The reason for this slow adoption varies, but as a general rule, change happens when pain points become so prominent there is no other choice but to do things differently. Up until now, the real estate industry as a whole has not felt enough “pain” to cause it to change, or in other words, the old way of doing things worked fine (until it didn’t). According to Wallace, the industry has finally reached its threshold for pain: “Receptivity to adopt tech is higher than ever before.” That is not to say all real estate companies have moved as equally slow when it comes to sustainability and innovation. Some companies have taken the initiative to improve their reputations and better align with consumer choices by branding themselves environmentally-friendly, but these brands also need to “walk to walk” by investing the dollars needed to become sustainable.
In 2018, Boston Properties raised $1 billion in bond debt for sustainable development projects.This green bond was the result of increased interest from investors in sustainable developments, but it was also the result of listening to what Boston Property clients desired from the spaces they were occupying. At the time, with “over 20 million square feet of LEED-certified space under management, it was clear to them that the demand for sustainability was growing. In a 2019 recap letter to stakeholders, Boston Properties highlights included growing their green bond offerings by an additional $850 million since its inception, which is close to doubling the original amount. The letter also stated that the company has reached its “second carbon emissions reduction target six years early” and was also the recipient of many sustainability awards, including the 2020 Energy Star partner of the year selected by the U.S. Environmental Protection Agency.

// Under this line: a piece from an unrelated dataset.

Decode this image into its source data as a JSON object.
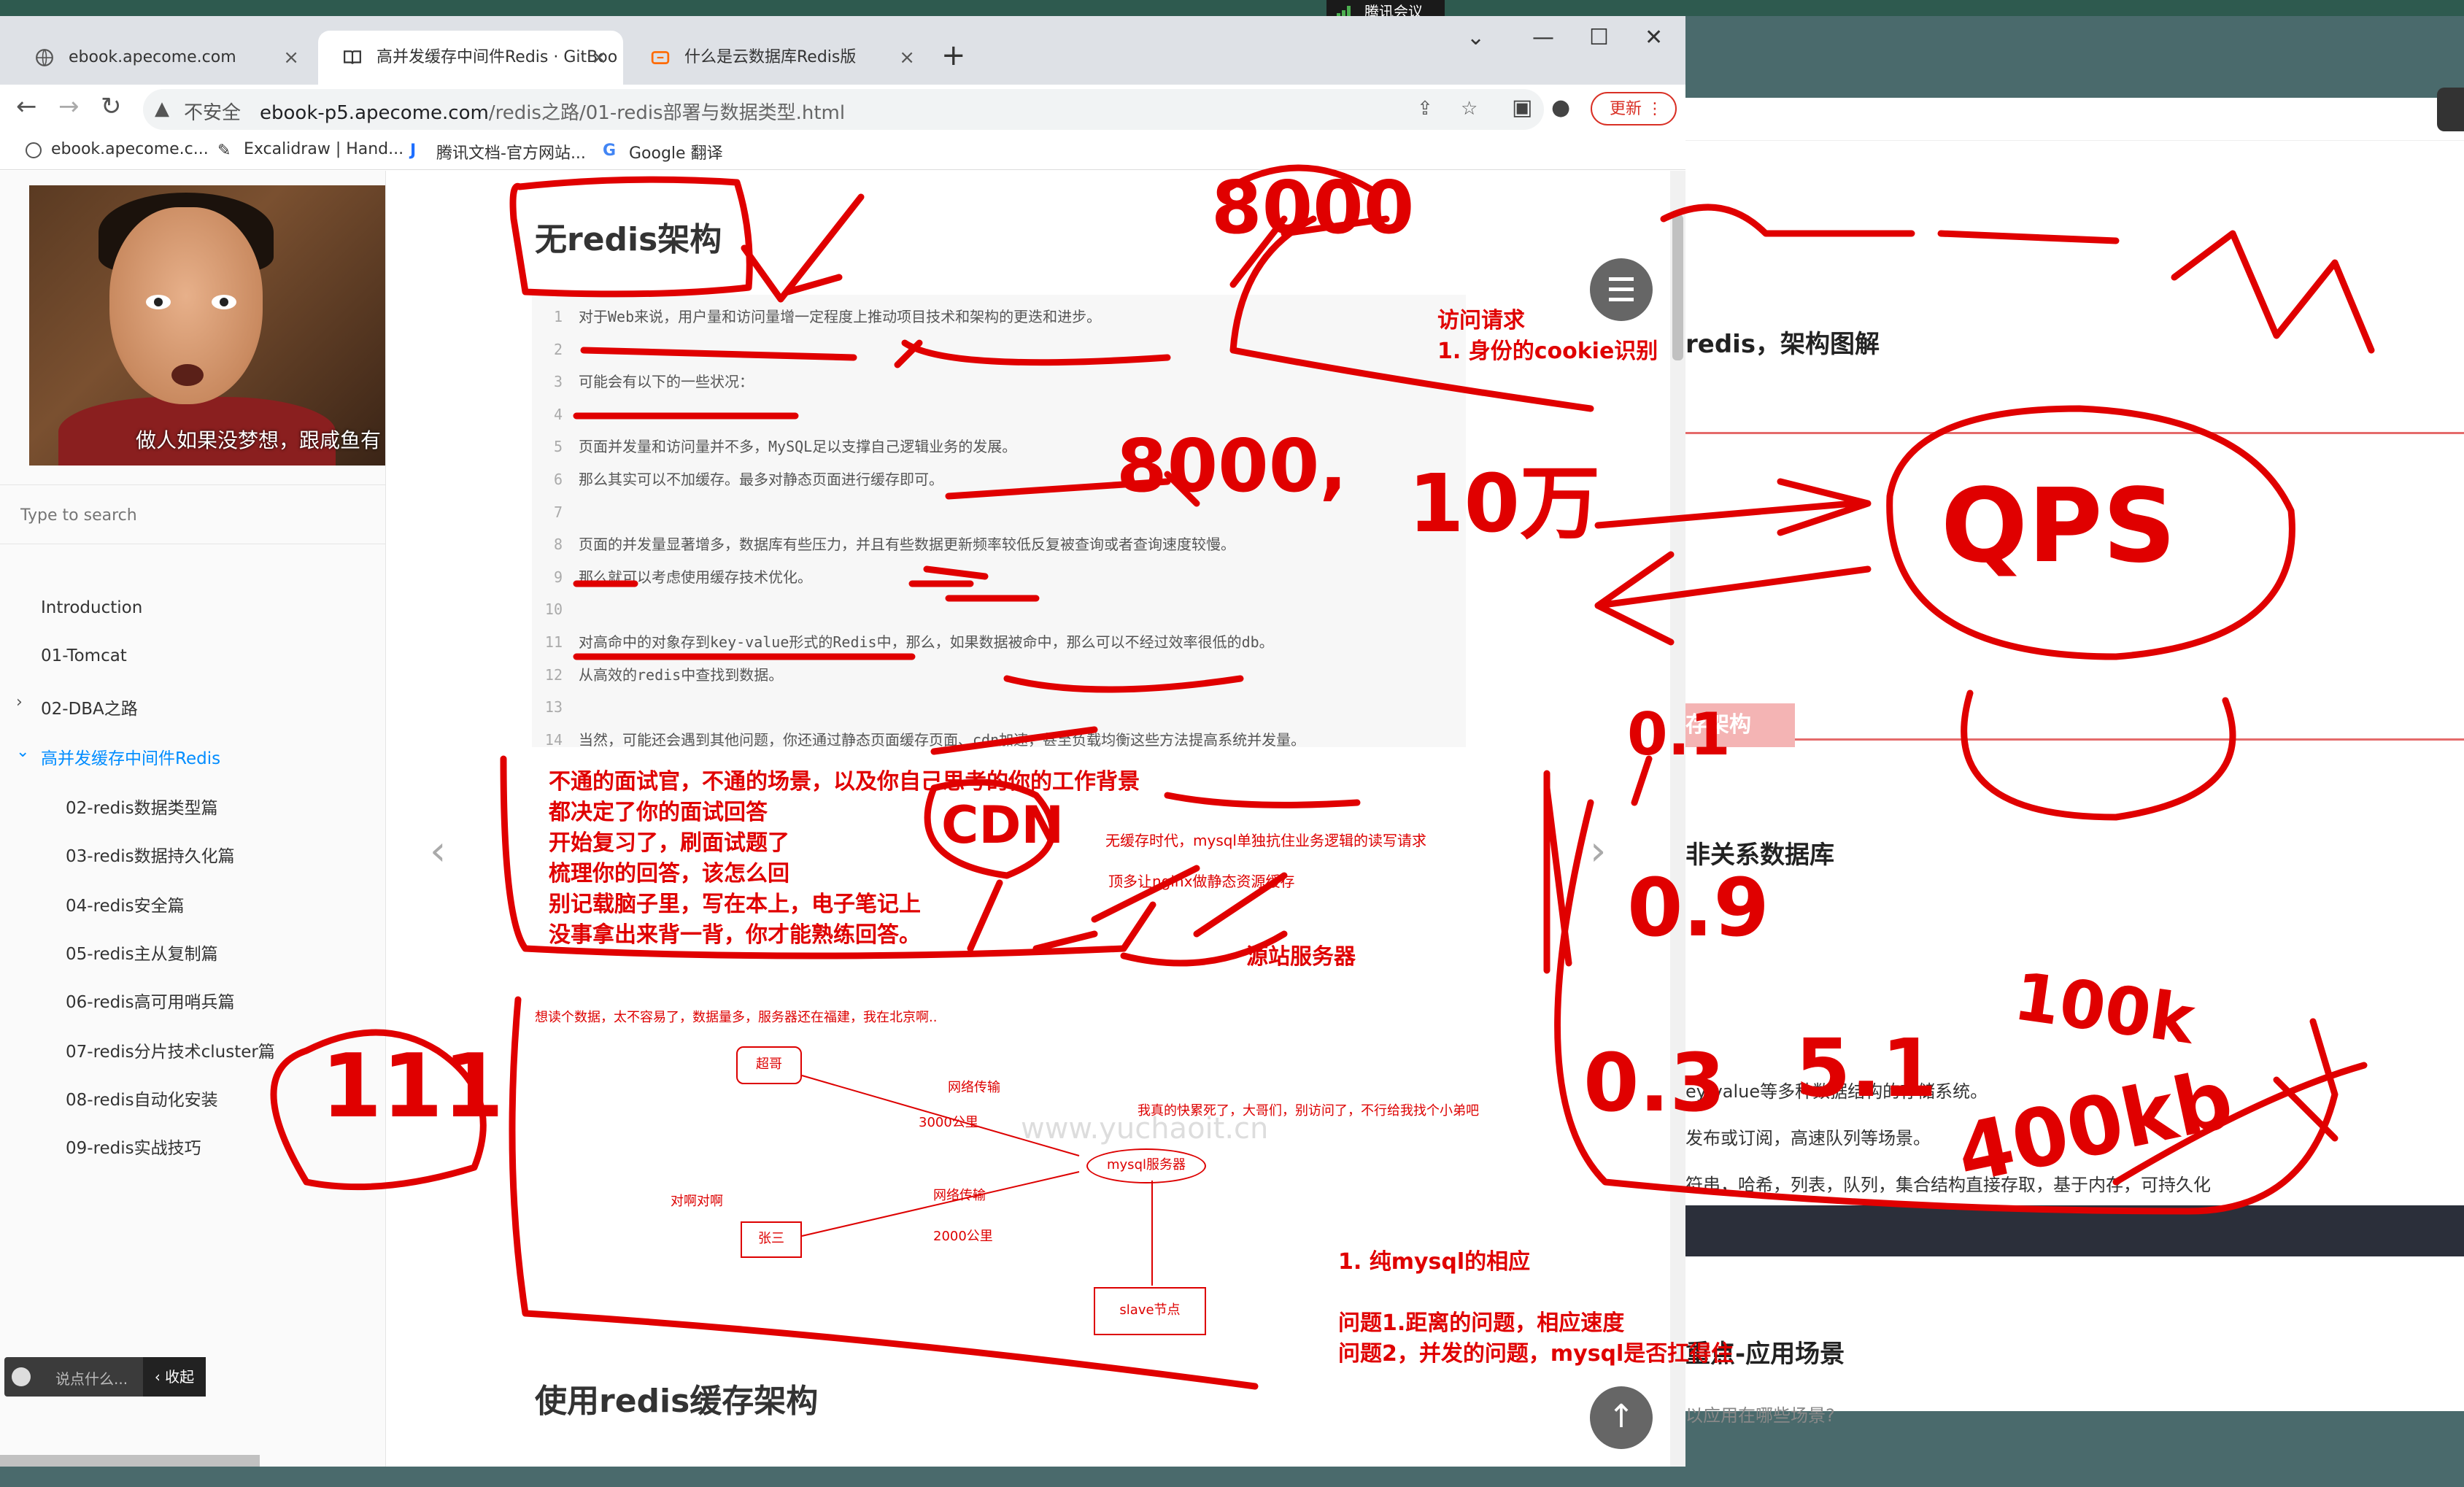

However Wallace warns that these types of awards are sometimes fluff, lacking any real substance. “There are awards and initiatives, but those are often just decorative. Those are just dressing,” said Wallace. His solution? “You need hard work, and you need R and D. Real estate has a collective action problem. There is an investing shortfall. We need to pool our resources,” explained Wallace. Wallace envisions the industry pooling resources to invest in technology that will help it decarbonize. Because of COVID-19, the real estate industry’s issues are more pronounced now than ever before. Wallace believes that smart companies will reinvent their businesses and use technology to build sustainability into the core of their operations, and those that don’t won’t be around for much longer.
In 2020, BlackRock CEO Larry Fink wrote a detailed letter to shareholders that plainly states “climate risk is investment risk.” Fink makes it clear that while governments must lead to the way for change, investors and corporations also have a hefty responsibility when it comes to forging a new decarbonized future. While there are some commercial real estate companies taking steps in the right direction, it’s now more evident than ever that building sustainable, safe environments is just as important to investors as it is to occupants. We may rely on the built world for shelter, but we rely on the actual world for life.